The character who paid the heaviest penalty in that battle of titanic egos and astronomical budgets was a brilliant British engineer and racing driver Ken Miles.  The performance of OSCAR winning actor Christian Bale in the role of Miles is seamless.  He truly becomes the character, from tender father to his young son, played by now seasoned actor (at 14) Noah Jupe to honest, caring and almost playful husband of Mollie Miles, presented with strength, purpose and great comic timing by Caitriona Balfe … to brilliant, thorny, fiercely dedicated racer who fights his own wars while battling his own demons.

Since this film is a dramatic presentation of a complicated, but very public sequence of events in the early to mid-1960’s, there are characters who are critical parts of the story tapestry that cause even those with little knowledge of auto racing to experience “Aha!” moments.

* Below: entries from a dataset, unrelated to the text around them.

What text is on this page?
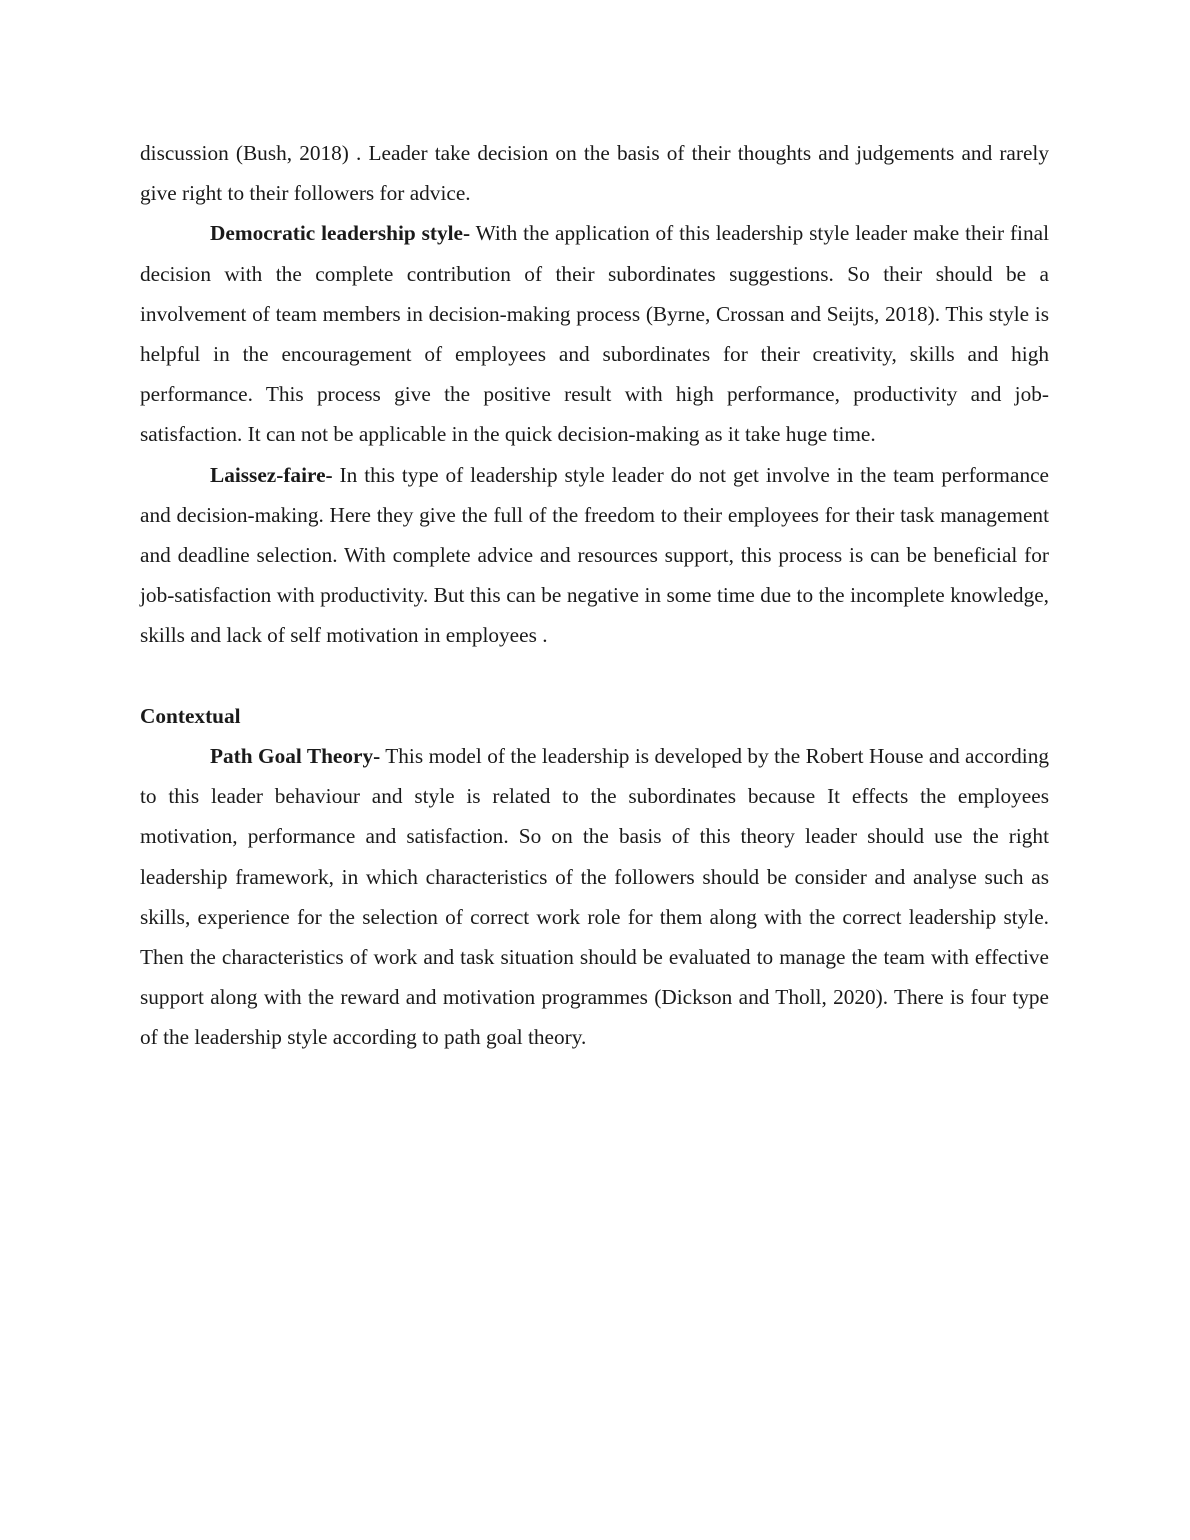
discussion (Bush, 2018) . Leader take decision on the basis of their thoughts and judgements and rarely give right to their followers for advice.

Democratic leadership style- With the application of this leadership style leader make their final decision with the complete contribution of their subordinates suggestions. So their should be a involvement of team members in decision-making process (Byrne, Crossan and Seijts, 2018). This style is helpful in the encouragement of employees and subordinates for their creativity, skills and high performance. This process give the positive result with high performance, productivity and job-satisfaction. It can not be applicable in the quick decision-making as it take huge time.

Laissez-faire- In this type of leadership style leader do not get involve in the team performance and decision-making. Here they give the full of the freedom to their employees for their task management and deadline selection. With complete advice and resources support, this process is can be beneficial for job-satisfaction with productivity. But this can be negative in some time due to the incomplete knowledge, skills and lack of self motivation in employees .

Contextual

Path Goal Theory- This model of the leadership is developed by the Robert House and according to this leader behaviour and style is related to the subordinates because It effects the employees motivation, performance and satisfaction. So on the basis of this theory leader should use the right leadership framework, in which characteristics of the followers should be consider and analyse such as skills, experience for the selection of correct work role for them along with the correct leadership style. Then the characteristics of work and task situation should be evaluated to manage the team with effective support along with the reward and motivation programmes (Dickson and Tholl, 2020). There is four type of the leadership style according to path goal theory.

Lee Iacocca (Jon Bernthal) navigates the treacherous world between Henry Ford II and Enzo Ferrari (Remo Girone) in a deal that goes horribly wrong and creates the epic battle waged at Le Mans.

For a two and a half hour fevered-pitch journey through personal conflicts and friendships, the struggles of corporate titans and the sheer adrenaline rush of 200 mile racing experienced through the windscreen, “Ford v Ferrari” is superb entertainment. It’s rated PG for some language. In wide release, “Ford v Ferrari” is playing at The Moviehouse in Millerton and the Lyceum Cinema in Red Hook – both in New York.  It is on screen at the Bank Street Theatre in New Milford, CT.